Bij de beoordeling van de brandwerendheid van een ventilatiekanaal, wordt gekeken naar het gedrag van het kanaal, de doorvoering door een inwendige scheidingsconstructie en, indien aanwezig, de klep. Wanneer er een klep aanwezig is met een brandwerende functie, wordt er gesproken van een brandklep. Om de brandwerendheid van een ventilatiekanaal goed te kunnen beoordelen, zijn de beoordelingscriteria uitgebreid. Naast de al beschreven criteria bij NEN 6069, gelden ook de volgende criteria:
- Vlamdichtheid met betrekking tot de afdichting tussen het kanaal en de scheiding die wordt doorbroken (het proefstuk mag geen hete gassen of vlammen doorlaten)
- Thermische isolatie met betrekking tot de oppervlaktetemperatuur (de oppervlakte van het proefstuk, dat meestal van metaal gemaakt is, mag een bepaalde temperatuur niet overschrijden)
- Bij kanalen zonder kleppen geldt dat de gassen die uit de niet-verhitte zijde van het kanaal komen, een bepaalde temperatuur niet mogen overschrijden
- Bij kanalen met kleppen moet de klep gasdicht zijn (een lekkage mag een bepaald maximum niet overschrijden)
Ventilatiekanalen moeten zijn overeenkomstig de Europese beproevingsnorm NEN-EN 1366-1 zijn getest.

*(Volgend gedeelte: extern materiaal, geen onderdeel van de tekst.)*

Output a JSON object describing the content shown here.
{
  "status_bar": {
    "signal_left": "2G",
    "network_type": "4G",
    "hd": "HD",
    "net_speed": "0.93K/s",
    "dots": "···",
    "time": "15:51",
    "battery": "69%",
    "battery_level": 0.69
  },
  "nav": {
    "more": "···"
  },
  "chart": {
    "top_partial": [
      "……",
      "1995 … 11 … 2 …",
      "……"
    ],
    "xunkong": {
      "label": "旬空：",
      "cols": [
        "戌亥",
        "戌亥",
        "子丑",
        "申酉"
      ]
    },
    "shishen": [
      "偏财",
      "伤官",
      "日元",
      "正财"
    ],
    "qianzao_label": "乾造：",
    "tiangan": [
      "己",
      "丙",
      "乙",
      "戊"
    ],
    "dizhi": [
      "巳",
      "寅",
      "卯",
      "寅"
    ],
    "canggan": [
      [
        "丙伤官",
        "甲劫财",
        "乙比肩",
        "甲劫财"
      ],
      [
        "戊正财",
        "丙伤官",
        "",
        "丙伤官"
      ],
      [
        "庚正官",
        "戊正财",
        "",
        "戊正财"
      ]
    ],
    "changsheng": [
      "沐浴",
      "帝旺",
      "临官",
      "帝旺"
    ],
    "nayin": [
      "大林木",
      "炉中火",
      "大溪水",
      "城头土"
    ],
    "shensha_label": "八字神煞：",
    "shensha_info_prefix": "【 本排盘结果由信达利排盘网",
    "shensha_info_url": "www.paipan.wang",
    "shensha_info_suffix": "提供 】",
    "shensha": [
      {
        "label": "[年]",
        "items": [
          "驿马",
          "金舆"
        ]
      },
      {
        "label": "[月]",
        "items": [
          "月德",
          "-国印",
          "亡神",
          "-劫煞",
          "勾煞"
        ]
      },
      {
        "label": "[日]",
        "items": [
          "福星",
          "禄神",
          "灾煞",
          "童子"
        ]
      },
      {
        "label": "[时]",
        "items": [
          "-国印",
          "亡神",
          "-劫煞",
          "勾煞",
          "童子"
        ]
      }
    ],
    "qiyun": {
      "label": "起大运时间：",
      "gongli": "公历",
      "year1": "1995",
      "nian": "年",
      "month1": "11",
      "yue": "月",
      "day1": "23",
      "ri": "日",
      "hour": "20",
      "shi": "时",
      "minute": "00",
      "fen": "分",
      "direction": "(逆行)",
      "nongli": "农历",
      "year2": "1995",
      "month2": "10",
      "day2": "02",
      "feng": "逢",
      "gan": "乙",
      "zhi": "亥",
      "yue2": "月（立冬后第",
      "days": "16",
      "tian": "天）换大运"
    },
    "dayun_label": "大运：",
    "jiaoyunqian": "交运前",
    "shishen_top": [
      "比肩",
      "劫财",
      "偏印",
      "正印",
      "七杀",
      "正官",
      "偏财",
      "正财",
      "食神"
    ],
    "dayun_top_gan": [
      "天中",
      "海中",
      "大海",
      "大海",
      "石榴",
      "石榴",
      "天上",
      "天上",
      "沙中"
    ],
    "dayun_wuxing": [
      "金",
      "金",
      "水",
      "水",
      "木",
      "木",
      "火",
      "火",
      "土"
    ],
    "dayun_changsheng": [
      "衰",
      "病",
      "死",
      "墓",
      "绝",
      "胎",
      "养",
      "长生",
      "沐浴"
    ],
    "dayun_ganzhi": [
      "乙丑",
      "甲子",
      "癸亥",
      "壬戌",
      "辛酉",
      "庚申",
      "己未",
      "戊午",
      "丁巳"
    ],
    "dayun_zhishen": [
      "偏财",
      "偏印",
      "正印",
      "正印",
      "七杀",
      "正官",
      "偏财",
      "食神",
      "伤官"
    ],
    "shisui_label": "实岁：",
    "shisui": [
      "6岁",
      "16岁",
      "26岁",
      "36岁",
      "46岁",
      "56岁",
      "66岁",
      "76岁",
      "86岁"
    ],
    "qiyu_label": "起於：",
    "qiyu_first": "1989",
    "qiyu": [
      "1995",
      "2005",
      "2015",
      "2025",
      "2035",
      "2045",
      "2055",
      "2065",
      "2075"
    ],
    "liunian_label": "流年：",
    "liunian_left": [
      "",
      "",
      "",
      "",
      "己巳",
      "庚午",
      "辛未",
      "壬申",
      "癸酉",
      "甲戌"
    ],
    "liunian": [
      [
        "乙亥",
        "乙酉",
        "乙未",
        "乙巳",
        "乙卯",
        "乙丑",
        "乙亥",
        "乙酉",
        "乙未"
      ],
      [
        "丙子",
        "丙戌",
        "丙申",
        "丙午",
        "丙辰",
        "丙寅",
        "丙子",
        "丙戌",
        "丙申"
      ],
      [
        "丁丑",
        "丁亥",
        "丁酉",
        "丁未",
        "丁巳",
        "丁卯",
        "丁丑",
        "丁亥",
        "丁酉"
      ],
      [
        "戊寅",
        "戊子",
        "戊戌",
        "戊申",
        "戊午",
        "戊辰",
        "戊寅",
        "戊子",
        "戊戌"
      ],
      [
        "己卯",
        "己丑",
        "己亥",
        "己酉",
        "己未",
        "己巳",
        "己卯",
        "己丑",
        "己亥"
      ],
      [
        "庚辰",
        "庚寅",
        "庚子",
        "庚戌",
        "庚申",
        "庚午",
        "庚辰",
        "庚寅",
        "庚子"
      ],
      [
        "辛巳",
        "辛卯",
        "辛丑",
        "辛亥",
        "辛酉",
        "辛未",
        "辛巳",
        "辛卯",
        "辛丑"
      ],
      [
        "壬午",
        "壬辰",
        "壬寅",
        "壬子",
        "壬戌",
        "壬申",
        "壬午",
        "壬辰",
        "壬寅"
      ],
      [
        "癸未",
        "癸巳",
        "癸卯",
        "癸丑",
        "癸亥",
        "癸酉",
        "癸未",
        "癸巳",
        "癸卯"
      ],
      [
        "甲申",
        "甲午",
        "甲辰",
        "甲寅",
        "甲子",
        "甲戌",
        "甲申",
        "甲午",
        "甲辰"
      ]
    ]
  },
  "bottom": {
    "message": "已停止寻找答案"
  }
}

Om aan de eisen aangaande rookdoorlatendheid te kunnen voldoen:
- dient een brandklep in het kanaal te zijn geplaatst, of
- dient de mechanische ventilatie 20 minuten na brandmelding actief te blijven (recirculatie uit), of
- dienen er enkel openingen in hetzelfde subbrandcompartiment aanwezig te zijn.
Indien het kanaal wordt voorzien van een brandklep moet de brandklep tevens bij koude rook functioneren (enkel op smeltlood is onvoldoende om aan Sa te voldoen). Hierbij is een sturing van de brandklep door een rookmelder (standalone of aangesloten op een brandmeldinstallatie of gelijkwaardig) benodigd.